Eggertsson é uma referência importante nesta matéria pois foi o primeiro
economista a tentar formalizar o modelo da estagnação secular (“A model of Secular Stagnation” com Neil
Mehrotra, NBER, outubro de 2014)(link aqui) e a aprofundar em termos quantitativos o
modelo (“A model of secular stagnation:
theory and quantitative evaluation”, com Mehrotra e Robbins, NBER, 2017) (link aqui). Além
disso, é co-autor com Summers de pelo menos três desenvolvimentos do conceito
(links aqui, aqui e aqui). Summers, pai do conceito adaptado a partir do legado de Alvin Hansen,
tem ainda a particularidade de ter estado envolvido em questões de governação,
ou seja compreende bem a questão da dimensão real dos estímulos públicos,
reafirmando uma das consequências mais relevantes do conceito de estagnação
secular, o da redobrada importância da política fiscal. É por este motivo que a
posição de Stiglitz é incompreensível. Fervoroso defensor de estímulos fiscais
mais acentuados, não se compreende a razão porque rejeita um conceito que, mais
do que outros, justifica esse maior peso da política fiscal.
Entremos no
debate, dando-vos conta das reações de Eggertsson e do próprio Summers.
Eggertsson
destaca no seu comentário sobretudo a aparente contradição em que o argumento
de Stigliz está mergulhado. Se o conceito de estagnação secular tem pernas para
andar, então ele não tenderá a desculpabilizar os gestores da política
macroeconómica pela lentidão da recuperação. Antes pelo contrário, dada a sua
dimensão estrutural, ele diz-nos que os gestores da política macroeconómica
deviam fazer muito mais e melhor. O que o contributo de Larry Summers veio
oferecer foi o de mostrar que a tendência para a formação de taxas de juro de
longo prazo baixas não resultava de fatores temporários. Uma convergência de
causas aponta para que esse efeito possa ser duradouro. E como referi no meu
próprio comentário isso põe em evidência os limites da política monetária e o
regresso da política fiscal. Ou seja, uma menor importância dos bancos centrais
na gestão da crise neste contexto. Não se entende por que razão Stiglitz está
contra isto.
Como previa,
a reação de Summers tem sobretudo duas dimensões.
A primeira é
a de que o conceito de estagnação secular não visa promover o fatalismo do
crescimento lento, mas antes justificar políticas de estímulo da procura, por
via essencialmente da expansão fiscal. Aliás essa reflexão começou bem cedo.

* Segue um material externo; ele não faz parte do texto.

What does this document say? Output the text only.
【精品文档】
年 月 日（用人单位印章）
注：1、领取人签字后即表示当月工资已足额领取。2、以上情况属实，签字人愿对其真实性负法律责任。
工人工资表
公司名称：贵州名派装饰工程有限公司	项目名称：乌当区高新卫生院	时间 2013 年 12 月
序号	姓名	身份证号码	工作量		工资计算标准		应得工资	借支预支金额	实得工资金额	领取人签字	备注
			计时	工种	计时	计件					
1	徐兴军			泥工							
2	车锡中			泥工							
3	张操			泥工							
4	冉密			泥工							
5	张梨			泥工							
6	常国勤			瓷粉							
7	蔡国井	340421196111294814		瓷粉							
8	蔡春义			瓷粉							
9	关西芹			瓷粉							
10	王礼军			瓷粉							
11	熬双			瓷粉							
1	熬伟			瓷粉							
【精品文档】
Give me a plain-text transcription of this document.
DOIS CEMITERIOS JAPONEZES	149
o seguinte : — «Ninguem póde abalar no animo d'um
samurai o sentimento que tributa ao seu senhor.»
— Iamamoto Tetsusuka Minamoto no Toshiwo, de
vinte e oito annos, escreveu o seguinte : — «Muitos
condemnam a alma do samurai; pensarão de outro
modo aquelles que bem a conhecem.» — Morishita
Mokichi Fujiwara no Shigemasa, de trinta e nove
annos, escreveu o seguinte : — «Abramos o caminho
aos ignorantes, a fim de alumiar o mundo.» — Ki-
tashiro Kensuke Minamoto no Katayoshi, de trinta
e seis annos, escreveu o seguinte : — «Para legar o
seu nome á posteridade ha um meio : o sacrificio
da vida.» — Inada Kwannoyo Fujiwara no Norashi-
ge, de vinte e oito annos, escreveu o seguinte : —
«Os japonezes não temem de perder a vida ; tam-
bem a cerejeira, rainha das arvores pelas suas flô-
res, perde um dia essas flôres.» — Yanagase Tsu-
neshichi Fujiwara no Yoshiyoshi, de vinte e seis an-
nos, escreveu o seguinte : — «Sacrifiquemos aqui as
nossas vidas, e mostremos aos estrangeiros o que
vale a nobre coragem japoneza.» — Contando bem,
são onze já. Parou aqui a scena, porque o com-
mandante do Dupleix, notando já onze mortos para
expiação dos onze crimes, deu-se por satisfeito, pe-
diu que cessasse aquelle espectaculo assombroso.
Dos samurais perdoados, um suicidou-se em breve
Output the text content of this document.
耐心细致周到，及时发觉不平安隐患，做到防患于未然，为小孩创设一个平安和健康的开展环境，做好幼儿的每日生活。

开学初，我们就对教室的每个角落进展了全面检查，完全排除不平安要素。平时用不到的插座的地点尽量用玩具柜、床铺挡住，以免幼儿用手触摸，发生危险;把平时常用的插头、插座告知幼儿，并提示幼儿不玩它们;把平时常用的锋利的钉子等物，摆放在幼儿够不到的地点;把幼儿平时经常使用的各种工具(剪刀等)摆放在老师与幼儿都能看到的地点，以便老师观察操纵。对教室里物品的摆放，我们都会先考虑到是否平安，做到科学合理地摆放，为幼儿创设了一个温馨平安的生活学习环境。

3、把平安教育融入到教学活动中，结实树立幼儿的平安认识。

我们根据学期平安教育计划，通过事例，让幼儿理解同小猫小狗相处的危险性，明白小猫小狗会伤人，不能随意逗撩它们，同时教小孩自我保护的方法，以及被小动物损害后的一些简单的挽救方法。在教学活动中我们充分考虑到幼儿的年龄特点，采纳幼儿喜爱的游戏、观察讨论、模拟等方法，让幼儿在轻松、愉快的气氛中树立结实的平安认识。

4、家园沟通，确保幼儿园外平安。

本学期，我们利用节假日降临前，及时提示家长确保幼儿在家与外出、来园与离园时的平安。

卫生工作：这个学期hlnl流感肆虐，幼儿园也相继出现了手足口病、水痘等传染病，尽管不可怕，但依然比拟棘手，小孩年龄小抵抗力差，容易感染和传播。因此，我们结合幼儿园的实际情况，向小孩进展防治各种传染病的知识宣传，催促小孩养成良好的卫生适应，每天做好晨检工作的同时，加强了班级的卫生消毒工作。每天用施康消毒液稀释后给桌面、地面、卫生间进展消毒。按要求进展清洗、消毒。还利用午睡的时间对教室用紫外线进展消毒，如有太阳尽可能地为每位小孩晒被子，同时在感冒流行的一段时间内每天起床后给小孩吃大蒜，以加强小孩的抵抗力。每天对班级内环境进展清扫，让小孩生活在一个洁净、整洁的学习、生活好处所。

Num artigo seminal de 2012, com Brad DeLong, um artigo que teve pouca
repercussão em Portugal o que mostra a miséria do nosso debate académico, com
os universitários focados na sua vidinha das publicações e pouco ativos no
debate cívico (vão acabar enredados na desvalorização social do seu papel na
sociedade), os dois economistas mostravam que no conceito do zero lower bound a expansão fiscal se
pagava a ela própria a prazo. Por isso, a austeridade britânica foi pecaminosa.
A segunda
procura contextualizar as críticas de que o estímulo fiscal promovido pela
governação Obama foi alvo, em que Summers participou inicialmente como
assistente económico. Na sua argumentação sublinha a dificuldade
política em fazer passar o Recovery Act que fixou os 800.000 milhões de dólares
de estímulo fiscal, concretizada por uma pequena margem. Os complementos de
projetos de infraestruturas e de créditos fiscais que Obama pretendia fazer passar
foram entretanto rejeitados.
Claro que no
texto de Stiglitz há uma sibilina referência a Larry Summers, cuja distância ao
processo de desregulação que precedeu a crise de 2007-2008 não está totalmente
determinada. A expressão de Stiglitz é a de que “Obama retomou os contactos com
os mesmos indivíduos responsáveis pela sub-regulação da economia nos tempos
imediatamente antes da crise, esperando que consertassem o que tinham ajudado a
destruir”. No meio de alguma autocrítica
pela desregulação de derivados que a administração Clinton acabou por realizar,
Summers acusa o toque e contrapõe alguns argumentos contrariando a ideia de que
a administração Clinton possa ser responsabilizada pela ampla desregulação da
economia americana.
A saída que
Summers encontra para este assunto que é delicado e que mostra um relacionamento
de grandes reservas entre os dois economistas parece-me positiva:
“Mais importante do que discutir o passado é pensar sobre
o futuro. Mesmo estando em desacordo sobre juízos políticos passados e sobre a
utilização do termos estagnação secular, estou contente que um eminente teorizador
como Stiglitz concorde com o que eu próprio pretendia enfatizar fazendo
ressurgir a teoria: Não podemos basear a nossa intervenção em políticas de taxa
de juro para assegurar o pleno emprego. Devemos pensar com ênfase nas políticas
fiscais e em medidas estruturais para suportar uma procura agregada sustentada
e adequada.”
De facto, para
lá das querelas pessoais, o fundamental é que interessa e a sustentação da
procura agregada interessa.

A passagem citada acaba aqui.